Kann ich ihnen nicht einfach eine kalte Karotte oder so geben?

Unsere Kinderärztin hat uns irgendwann ernsthaft eine dicke, kalte, geschälte Karotte vorgeschlagen. Das funktionierte genau drei Minuten lang, bis es meinem Sohn gelang, mit seinen zwei unteren Zähnen ein kleines Stück Karotte abzuschaben, und sofort anfing, sich daran zu verschlucken. Es war furchtbar. Mir ist die standardisierte Sicherheit eines Holzrings tausendmal lieber, als die strukturelle Integrität von Wurzelgemüse erraten zu müssen.

Wie lange dauert diese Zahnungsphase eigentlich?

Ich habe meine Frau das neulich gefragt, in der Hoffnung, sie würde "sechs Wochen" sagen. Anscheinend dauert es, bis sie fast drei Jahre alt sind. Sie bekommen zwanzig Milchzähne. Das bedeutet, dass wir diese spezielle Fehlerbehebungssequenz in den nächsten zwei Jahren etwa zwanzig verschiedene Male durchlaufen müssen. Ich ziehe ernsthaft in Betracht, Holz-Beißringe in großen Mengen zu kaufen.

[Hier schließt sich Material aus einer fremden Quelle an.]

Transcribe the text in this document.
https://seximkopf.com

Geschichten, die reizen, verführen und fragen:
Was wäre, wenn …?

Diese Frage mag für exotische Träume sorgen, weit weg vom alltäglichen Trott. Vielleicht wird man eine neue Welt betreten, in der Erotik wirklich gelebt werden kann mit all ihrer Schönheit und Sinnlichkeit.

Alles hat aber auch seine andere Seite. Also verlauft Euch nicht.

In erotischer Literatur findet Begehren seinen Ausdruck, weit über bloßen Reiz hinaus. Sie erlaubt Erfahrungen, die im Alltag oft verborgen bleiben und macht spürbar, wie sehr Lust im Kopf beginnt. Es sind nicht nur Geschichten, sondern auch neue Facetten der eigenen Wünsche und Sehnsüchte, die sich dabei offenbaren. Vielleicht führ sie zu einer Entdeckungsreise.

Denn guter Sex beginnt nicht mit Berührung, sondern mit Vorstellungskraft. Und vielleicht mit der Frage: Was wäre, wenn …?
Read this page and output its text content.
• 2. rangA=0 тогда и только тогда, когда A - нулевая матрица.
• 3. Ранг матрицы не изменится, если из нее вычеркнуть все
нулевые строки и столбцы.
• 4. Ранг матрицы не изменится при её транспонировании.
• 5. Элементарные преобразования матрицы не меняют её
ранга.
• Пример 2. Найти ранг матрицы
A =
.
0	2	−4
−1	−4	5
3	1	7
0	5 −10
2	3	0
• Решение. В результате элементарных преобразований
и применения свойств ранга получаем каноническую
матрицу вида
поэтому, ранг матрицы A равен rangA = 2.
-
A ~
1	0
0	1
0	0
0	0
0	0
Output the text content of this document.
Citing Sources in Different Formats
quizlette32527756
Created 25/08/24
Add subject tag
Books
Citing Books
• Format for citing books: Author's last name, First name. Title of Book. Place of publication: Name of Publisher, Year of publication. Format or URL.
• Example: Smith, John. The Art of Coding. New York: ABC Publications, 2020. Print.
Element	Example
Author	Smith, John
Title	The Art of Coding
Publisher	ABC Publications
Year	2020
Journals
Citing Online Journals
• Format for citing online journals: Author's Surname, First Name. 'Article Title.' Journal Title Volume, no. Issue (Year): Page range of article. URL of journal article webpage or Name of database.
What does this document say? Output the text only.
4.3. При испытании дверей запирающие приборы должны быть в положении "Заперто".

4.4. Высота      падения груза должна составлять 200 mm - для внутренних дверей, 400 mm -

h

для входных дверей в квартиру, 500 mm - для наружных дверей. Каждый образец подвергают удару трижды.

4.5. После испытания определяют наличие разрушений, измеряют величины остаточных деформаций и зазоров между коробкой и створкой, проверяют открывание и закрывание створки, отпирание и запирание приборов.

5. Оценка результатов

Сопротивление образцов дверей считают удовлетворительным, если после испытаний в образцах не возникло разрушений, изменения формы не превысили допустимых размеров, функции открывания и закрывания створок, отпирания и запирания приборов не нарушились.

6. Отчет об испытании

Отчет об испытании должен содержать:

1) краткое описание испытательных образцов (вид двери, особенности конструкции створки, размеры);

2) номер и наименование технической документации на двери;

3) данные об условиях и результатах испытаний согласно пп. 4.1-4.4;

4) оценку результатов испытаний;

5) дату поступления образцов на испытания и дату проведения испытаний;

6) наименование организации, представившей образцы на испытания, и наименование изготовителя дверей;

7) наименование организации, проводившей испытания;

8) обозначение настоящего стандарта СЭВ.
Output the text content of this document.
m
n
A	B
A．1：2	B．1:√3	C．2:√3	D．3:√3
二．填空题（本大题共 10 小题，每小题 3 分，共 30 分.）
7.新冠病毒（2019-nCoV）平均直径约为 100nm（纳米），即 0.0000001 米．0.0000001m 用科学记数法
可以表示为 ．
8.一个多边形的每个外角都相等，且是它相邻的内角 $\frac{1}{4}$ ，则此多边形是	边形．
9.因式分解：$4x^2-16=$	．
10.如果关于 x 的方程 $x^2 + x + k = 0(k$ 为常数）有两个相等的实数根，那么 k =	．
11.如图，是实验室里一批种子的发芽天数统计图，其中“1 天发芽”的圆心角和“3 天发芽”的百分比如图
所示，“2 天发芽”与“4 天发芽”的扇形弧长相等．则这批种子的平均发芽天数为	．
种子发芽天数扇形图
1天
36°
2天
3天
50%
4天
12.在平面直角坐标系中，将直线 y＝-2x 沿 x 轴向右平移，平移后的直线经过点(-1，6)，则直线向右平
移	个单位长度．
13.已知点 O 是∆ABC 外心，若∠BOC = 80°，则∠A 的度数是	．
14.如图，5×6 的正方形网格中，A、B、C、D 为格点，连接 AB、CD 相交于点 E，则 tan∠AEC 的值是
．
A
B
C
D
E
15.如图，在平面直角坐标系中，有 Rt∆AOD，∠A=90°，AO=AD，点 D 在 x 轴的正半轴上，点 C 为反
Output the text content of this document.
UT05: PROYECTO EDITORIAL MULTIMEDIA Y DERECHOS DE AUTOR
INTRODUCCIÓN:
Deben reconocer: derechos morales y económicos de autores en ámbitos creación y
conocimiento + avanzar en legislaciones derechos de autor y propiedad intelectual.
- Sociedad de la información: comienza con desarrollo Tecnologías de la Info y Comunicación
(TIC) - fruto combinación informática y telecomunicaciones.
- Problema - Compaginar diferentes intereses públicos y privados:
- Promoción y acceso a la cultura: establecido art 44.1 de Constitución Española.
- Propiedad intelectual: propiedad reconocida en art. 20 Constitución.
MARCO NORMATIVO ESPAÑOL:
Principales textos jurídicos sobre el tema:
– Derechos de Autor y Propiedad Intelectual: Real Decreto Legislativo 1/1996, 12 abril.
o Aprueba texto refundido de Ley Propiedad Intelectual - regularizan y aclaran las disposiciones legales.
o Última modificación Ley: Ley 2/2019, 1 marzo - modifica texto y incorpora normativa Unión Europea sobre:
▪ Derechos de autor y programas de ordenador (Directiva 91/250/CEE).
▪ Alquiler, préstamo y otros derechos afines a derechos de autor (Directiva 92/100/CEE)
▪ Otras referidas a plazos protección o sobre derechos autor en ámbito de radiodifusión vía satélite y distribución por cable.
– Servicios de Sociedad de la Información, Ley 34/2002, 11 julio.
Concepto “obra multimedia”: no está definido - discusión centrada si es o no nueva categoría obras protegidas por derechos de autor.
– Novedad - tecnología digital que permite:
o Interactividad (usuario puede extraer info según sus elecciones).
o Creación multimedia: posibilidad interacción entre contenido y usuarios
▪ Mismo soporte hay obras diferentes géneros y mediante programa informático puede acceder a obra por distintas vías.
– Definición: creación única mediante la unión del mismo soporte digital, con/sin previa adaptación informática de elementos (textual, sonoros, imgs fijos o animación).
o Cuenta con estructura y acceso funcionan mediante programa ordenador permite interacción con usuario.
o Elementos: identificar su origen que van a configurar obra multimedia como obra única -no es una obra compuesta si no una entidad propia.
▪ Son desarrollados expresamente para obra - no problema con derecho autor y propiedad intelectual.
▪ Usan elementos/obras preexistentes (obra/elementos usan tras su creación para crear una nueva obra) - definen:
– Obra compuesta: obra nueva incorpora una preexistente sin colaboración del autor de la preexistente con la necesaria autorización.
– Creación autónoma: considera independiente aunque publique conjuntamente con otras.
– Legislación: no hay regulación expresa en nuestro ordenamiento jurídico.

Wird das Holz mit der Zeit eklig und fängt an zu stinken?

Überraschenderweise nicht. Da Holz von Natur aus porös ist, zieht es Feuchtigkeit und Bakterien förmlich ein und neutralisiert sie. Solange man es mit einem feuchten Tuch abwischt und vollständig an der Luft trocknen lässt, bleibt es absolut neutral. Wenn man es versehentlich eine Woche lang ganz unten in der Wickeltasche unter einem nassen Spucktuch vergisst, wird es vielleicht komisch. Aber bei normalem Gebrauch hält sich das Holz wunderbar.